If discharge is earlier, more false-positive readings will be obtained. These can be managed by an ambulatory repeat pulse oximetry measurement one to two days later (see below).
Management with first day pulse oximetry
Clinical examination may be best as late as possible before discharge.6,24 Early pulse oximetry at about 2 h of age before transfer to the maternity ward fits well here, revealing CHD that would rapidly deteriorate (as well as several other conditions, box 1). The measurement can be made any time thereafter, if later time is more acceptable.11,20 Most false positives are excluded by repeat measurements over the following days; postdischarge measurements can be made on an ambulatory basis. A single cut-off is valid,11 and a double cut-off20 (below) may be helpful for more rapid diagnosis:
Spo2⩾95%—no further actions
Spo2 90–94%—check-up by attending midwife/nurse23 (including respiratory rate, heart rate, feeding):
no symptoms—repeat Spo2 (eg at 6, 12–24, 48 and 72 hours) until ⩾95%
suspicion of CHD—examination by physician. If no non-cardiac explanation for symptoms (box 1)-—cardiac work-up
if symptoms appear or Spo2 remains <95% at 3 days—cardiac work-up
Spo2<90%—cardiac work-up immediate
A full cardiac work-up usually includes blood pressure measurements (all limbs), electrocardiogram (ECG), x rays, and oxygen tests, but only echocardiography is mandatory. Where this is not immediately available and symptoms do not call for prompt referral, clinical follow-up (eg days 2, 4, 7, 10, 14, etc; until echocardiography) can be organised as suggested for other high-risk patients.5,6,23,27 It must be borne in mind that most of these patients have critical or serious CHD (table 4). Parents must be well informed about how to recognise symptoms of CHD and respond promptly.23,27
Much of the clinical follow-up could perhaps even be done by trained nurses,23 using also blood pressure and Spo2 measurements. Perhaps a simple blood test might become available in the future. Serum B-type natriuretic peptide concentration reveals CHD causing volume or pressure overload,29 but its sensitivity is not known as yet, and neonatal reference values need to be refined.
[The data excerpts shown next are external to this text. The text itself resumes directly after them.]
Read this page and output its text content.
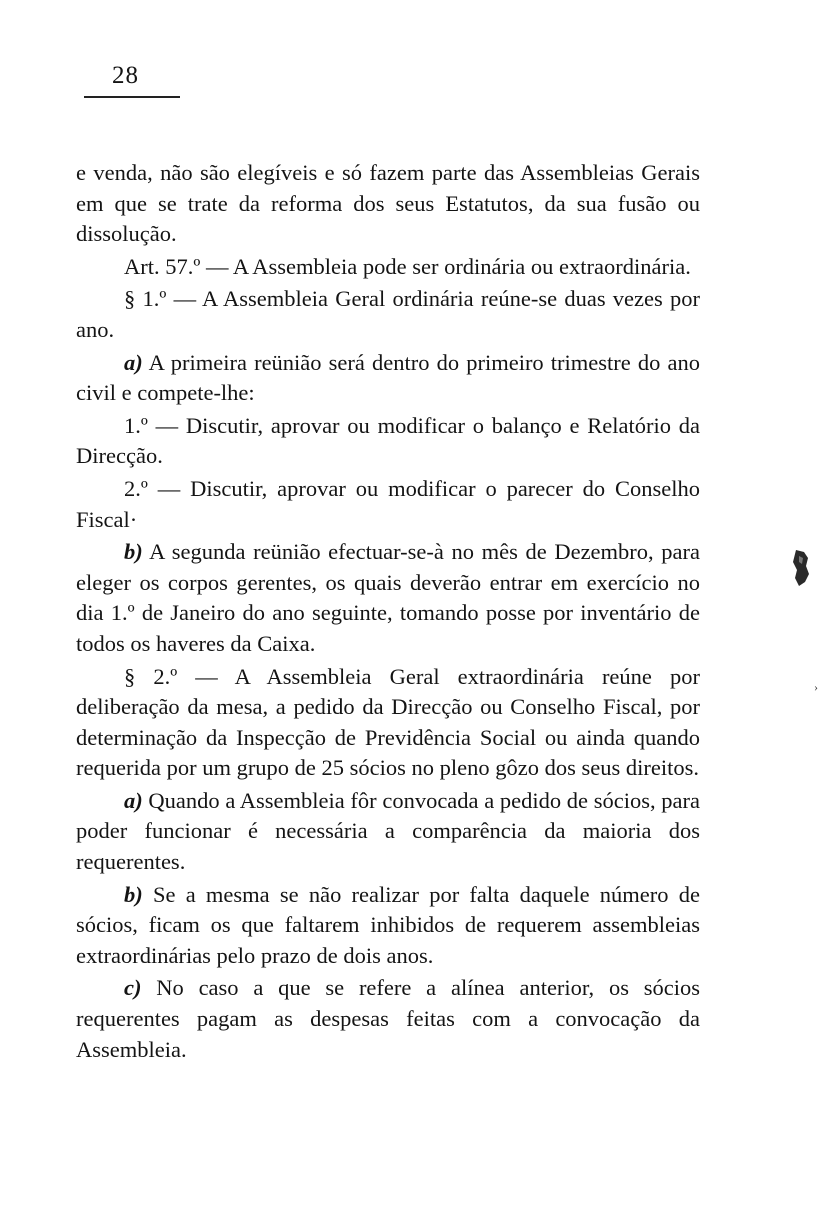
28

e venda, não são elegíveis e só fazem parte das Assembleias Gerais em que se trate da reforma dos seus Estatutos, da sua fusão ou dissolução.

Art. 57.º — A Assembleia pode ser ordinária ou extraordinária.

§ 1.º — A Assembleia Geral ordinária reúne-se duas vezes por ano.

a) A primeira reünião será dentro do primeiro trimestre do ano civil e compete-lhe:

1.º — Discutir, aprovar ou modificar o balanço e Relatório da Direcção.

2.º — Discutir, aprovar ou modificar o parecer do Conselho Fiscal·

b) A segunda reünião efectuar-se-à no mês de Dezembro, para eleger os corpos gerentes, os quais deverão entrar em exercício no dia 1.º de Janeiro do ano seguinte, tomando posse por inventário de todos os haveres da Caixa.

§ 2.º — A Assembleia Geral extraordinária reúne por deliberação da mesa, a pedido da Direcção ou Conselho Fiscal, por determinação da Inspecção de Previdência Social ou ainda quando requerida por um grupo de 25 sócios no pleno gôzo dos seus direitos.

a) Quando a Assembleia fôr convocada a pedido de sócios, para poder funcionar é necessária a comparência da maioria dos requerentes.

b) Se a mesma se não realizar por falta daquele número de sócios, ficam os que faltarem inhibidos de requerem assembleias extraordinárias pelo prazo de dois anos.

c) No caso a que se refere a alínea anterior, os sócios requerentes pagam as despesas feitas com a convocação da Assembleia.

›
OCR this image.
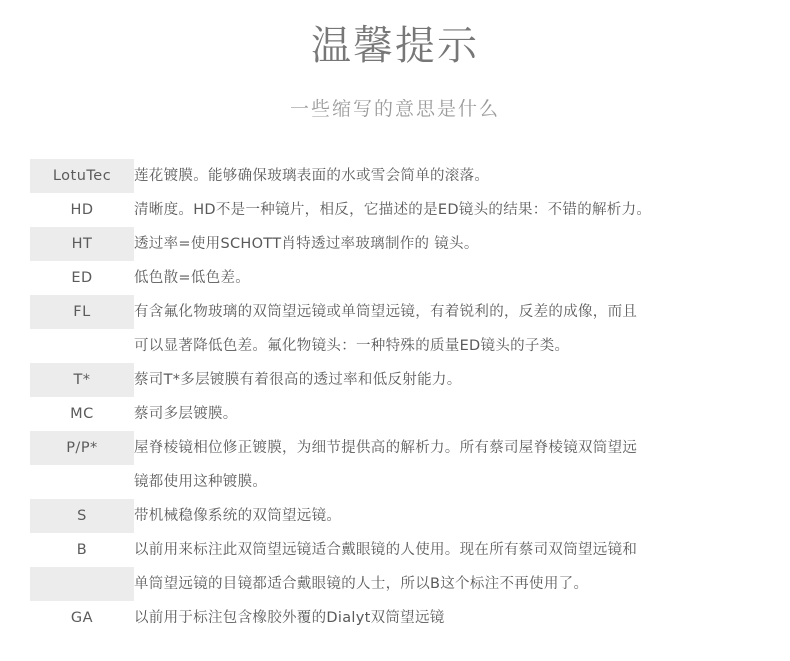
温馨提示

一些缩写的意思是什么

LotuTec	莲花镀膜。能够确保玻璃表面的水或雪会简单的滚落。
HD	清晰度。HD不是一种镜片，相反，它描述的是ED镜头的结果：不错的解析力。
HT	透过率=使用SCHOTT肖特透过率玻璃制作的 镜头。
ED	低色散=低色差。
FL	有含氟化物玻璃的双筒望远镜或单筒望远镜，有着锐利的，反差的成像，而且
	可以显著降低色差。氟化物镜头：一种特殊的质量ED镜头的子类。
T*	蔡司T*多层镀膜有着很高的透过率和低反射能力。
MC	蔡司多层镀膜。
P/P*	屋脊棱镜相位修正镀膜，为细节提供高的解析力。所有蔡司屋脊棱镜双筒望远
	镜都使用这种镀膜。
S	带机械稳像系统的双筒望远镜。
B	以前用来标注此双筒望远镜适合戴眼镜的人使用。现在所有蔡司双筒望远镜和
	单筒望远镜的目镜都适合戴眼镜的人士，所以B这个标注不再使用了。
GA	以前用于标注包含橡胶外覆的Dialyt双筒望远镜
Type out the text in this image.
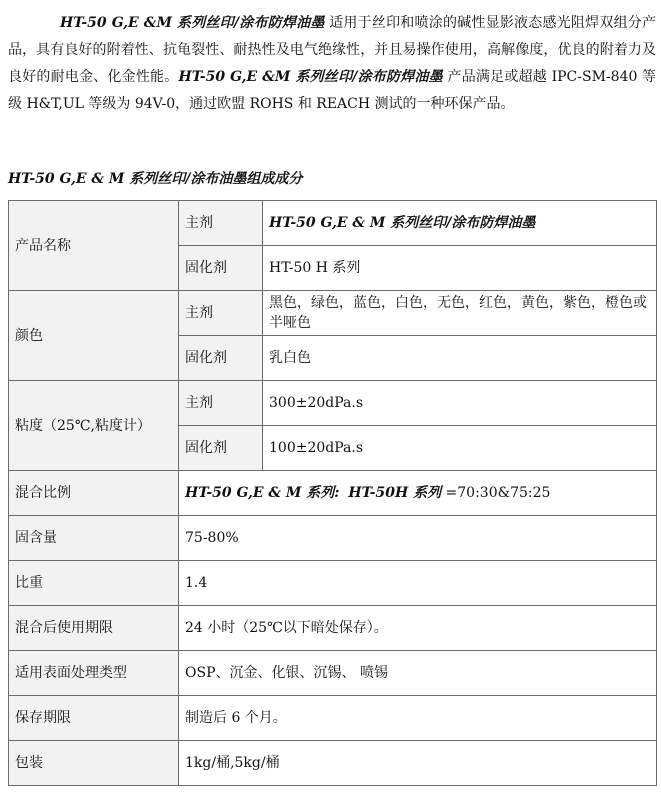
HT-50 G,E &M 系列丝印/涂布防焊油墨 适用于丝印和喷涂的碱性显影液态感光阻焊双组分产品，具有良好的附着性、抗龟裂性、耐热性及电气绝缘性，并且易操作使用，高解像度，优良的附着力及良好的耐电金、化金性能。HT-50 G,E &M 系列丝印/涂布防焊油墨 产品满足或超越 IPC-SM-840 等级 H&T,UL 等级为 94V-0，通过欧盟 ROHS 和 REACH 测试的一种环保产品。
HT-50 G,E & M 系列丝印/涂布油墨组成成分
产品名称	主剂	HT-50 G,E & M 系列丝印/涂布防焊油墨
	固化剂	HT-50 H 系列
颜色	主剂	黑色，绿色，蓝色，白色，无色，红色，黄色，紫色，橙色或半哑色
	固化剂	乳白色
粘度（25℃,粘度计）	主剂	300±20dPa.s
	固化剂	100±20dPa.s
混合比例	HT-50 G,E & M 系列: HT-50H 系列 =70:30&75:25	
固含量	75-80%	
比重	1.4	
混合后使用期限	24 小时（25℃以下暗处保存）。	
适用表面处理类型	OSP、沉金、化银、沉锡、 喷锡	
保存期限	制造后 6 个月。	
包装	1kg/桶,5kg/桶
Pulse oximetry screening meets the general requirements for a screening test,18 provided the prevalence of severe CHD is not negligible due to successful prenatal screening. It has limitations, which must be borne in mind, but it does improve early detection of CHD. As such, it is a suitable adjunct to the routine clinical examination. However, randomised studies are needed to confirm and clarify the performance of the pulse oximetry screen in different conditions—for example, variable levels of prenatal screening.
Management and material costs are especially low in late screening and higher with the early screen. Although the available data permit temporary or experimental organisational decisions on pulse oximetry screening, sound cost–benefit analyses for large-scale, established screening cannot be done without further research. Increasing accuracy of prenatal screening reduces the need and usefulness of pulse oximetry screening.18 More detailed data from a variety of circumstances and “second-look” decisions during the development of prenatal screening may be needed for preventing wastage of resources. However, as long as newborns are discharged with an unknown CHD, risks will be there. Pulse oximetry screening cannot eliminate all the present risks, but it can prevent most at an acceptably low cost.